If you are lucky and/or savvy enough to run a company that makes a steady profit and also has the potential for enormous growth and scale, you could be in that sweet spot where you could take your pick of loan capital or investor capital. In that case, you still want to be mindful of your vision and what you emphasize when talking to each audience.

Refine Your Vision, And Practice

Now that you’ve picked a vision and a target audience, go back and look at your pitch deck with a critical eye. Or, record yourself talking about your business and then listen to the recording. Get an uninterested third party to do the same, if you can.

Put yourself in the shoes of an investor or a banker and ask yourself whether your pitch clearly shows how putting money into your business has a good chance of creating more value in the business and more money back to the banker or investor. If it doesn’t, start making some changes to align your vision with your intended audience.

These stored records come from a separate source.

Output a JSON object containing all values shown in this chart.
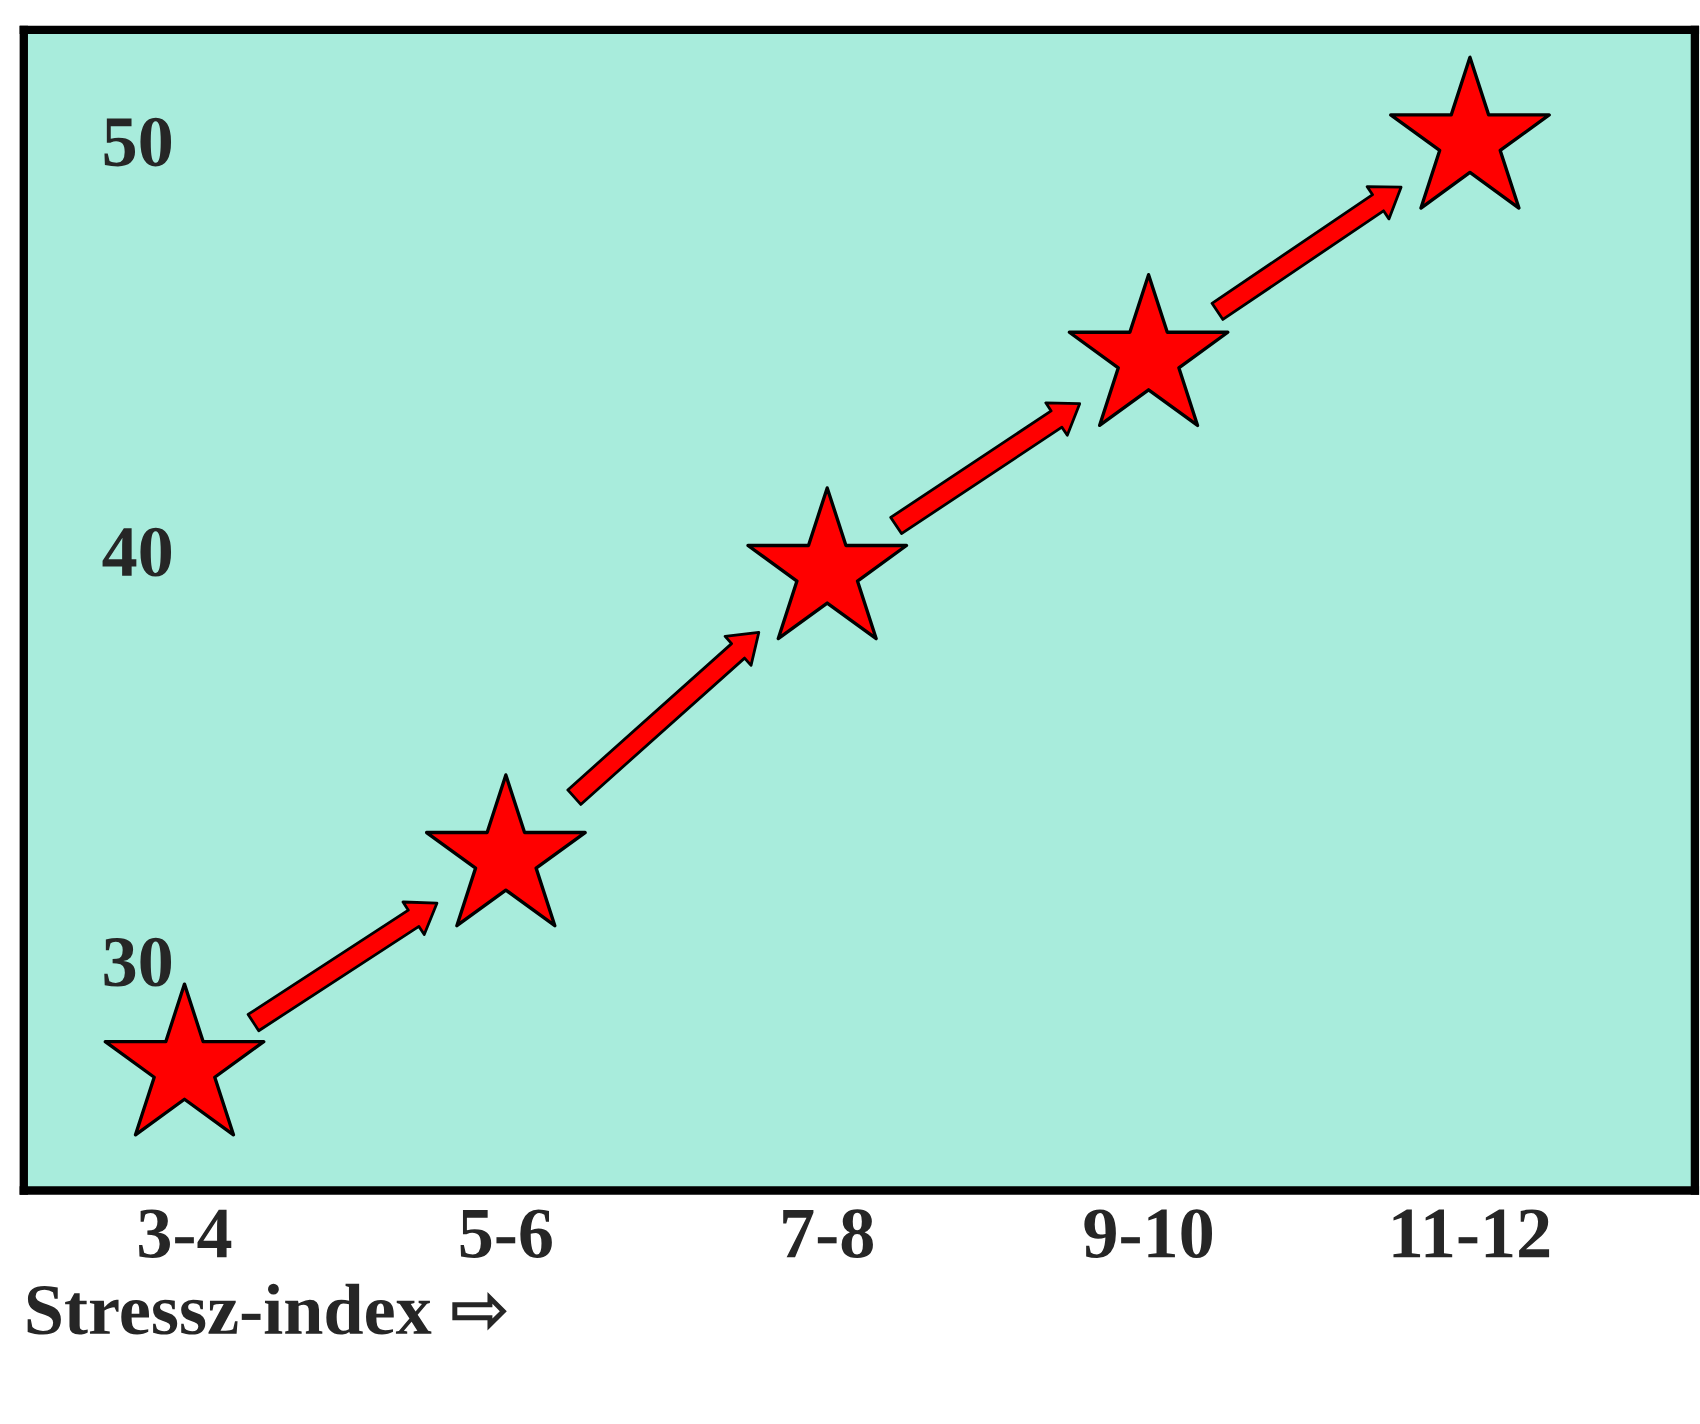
{
  "chart_data": {
    "type": "scatter",
    "xlabel": "Stressz-index ⇨",
    "categories": [
      "3-4",
      "5-6",
      "7-8",
      "9-10",
      "11-12"
    ],
    "series": [
      {
        "color": "#ff0000",
        "values": [
          27.4,
          32.5,
          39.5,
          44.7,
          50
        ]
      }
    ],
    "marker": "star",
    "ylim": [
      24.4,
      52.7
    ],
    "yticks": [
      30,
      40,
      50
    ],
    "grid": false
  }
}
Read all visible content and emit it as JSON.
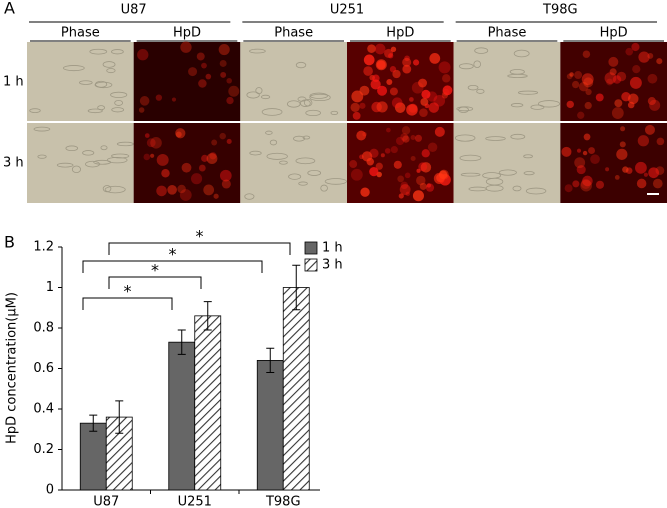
{
  "panel_a": {
    "label": "A",
    "groups": [
      {
        "name": "U87",
        "columns": [
          "Phase",
          "HpD"
        ]
      },
      {
        "name": "U251",
        "columns": [
          "Phase",
          "HpD"
        ]
      },
      {
        "name": "T98G",
        "columns": [
          "Phase",
          "HpD"
        ]
      }
    ],
    "rows": [
      "1 h",
      "3 h"
    ]
  },
  "chart_data": {
    "type": "bar",
    "panel_label": "B",
    "ylabel": "HpD concentration(μM)",
    "categories": [
      "U87",
      "U251",
      "T98G"
    ],
    "series": [
      {
        "name": "1 h",
        "color": "#666666",
        "pattern": "solid",
        "values": [
          0.33,
          0.73,
          0.64
        ],
        "errors": [
          0.04,
          0.06,
          0.06
        ]
      },
      {
        "name": "3 h",
        "color": "#ffffff",
        "pattern": "hatch",
        "values": [
          0.36,
          0.86,
          1.0
        ],
        "errors": [
          0.08,
          0.07,
          0.11
        ]
      }
    ],
    "ylim": [
      0,
      1.2
    ],
    "yticks": [
      0,
      0.2,
      0.4,
      0.6,
      0.8,
      1,
      1.2
    ],
    "annotations": [
      "*",
      "*",
      "*",
      "*"
    ]
  }
}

Vision Will Get You In The Door, But Then It’s Time To Produce Receipts

Okay, let’s say that you’ve sold the right vision to the right person. That should get you in the door. The next step is where the devil gets into the details.

To raise money, it’s critical to be polished on the inside, not just the outside. The people who make decisions about investments or loans generally have a responsibility to ensure you can back your vision up with receipts. They need to make sure that you have a properly set up, functioning business that is unlikely to suddenly close down and disappear. They will want proof of any claims you are making about your progress, partners, and profits.

A non-exhaustive list of what you’ll want to have ready to go:

  • Basic legal documents. Papers showing how you set up your legal entity, your bylaws/operating agreement, and a list of the people who are owners/investors in your business.
  • Contracts or letters of intent with key humans and/or strategic customers or partners.
  • Financial projections and/or profit and loss statements that track with your vision. Make sure you are able to explain key assumptions.
  • Basic information about your product and how you plan to grow sales and revenue.
  • Protection of intellectual property (IP): Show you have protected your inventions with patents or your brand name with a trademark. Also show you have agreements in place with contractors and/or employees that protects your company’s valuable IP.

Get Organized, Stand Out

A little extra polish can go a long way. Taking the extra time to present your company information and documents in an organized fashion makes more of a difference than it should. Human brains are looking for ease, and good organization is an easy proxy for competence. Emotionally, it’s the difference between opening a messy, dusty closet versus the sparkling clean closet you just organized.

Don’t send a prospective investor or banker a file folder with a bunch of random documents inside with weird, incomprehensible file names. Take the extra half hour to present a folder with labeled, numbered subfolders that contain documents with file names that make sense.

Take a look at the folder of documents you plan to share, and imagine you are a stranger who has never seen it before. Go back in, fix file names, and group documents into categorized subfolders (legal, financial, HR, intellectual property, etc.). This makes whoever is looking at the folder’s job so much easier and increases their confidence in your ability to run a successful business.

Humans are emotional creatures - even bankers and investors! Making a good impression with your business documents is smart and can make the process of bringing funds into your company much smoother.

Take Action

To sum up, if you want to bring other people’s money into your business, you have to sell the right vision (big & fast vs. moderate & steady) and then back it up with organized receipts (legal, financial, IP). Showing you understand business fundamentals and have your ducks in a row goes a long way toward convincing a potential funder to allocate funds to your business.

Your action items:

  • Review and refine your pitch
  • Gather and/or create documentation
  • Organize your documents before sharing
  • Share, and get feedback as you go!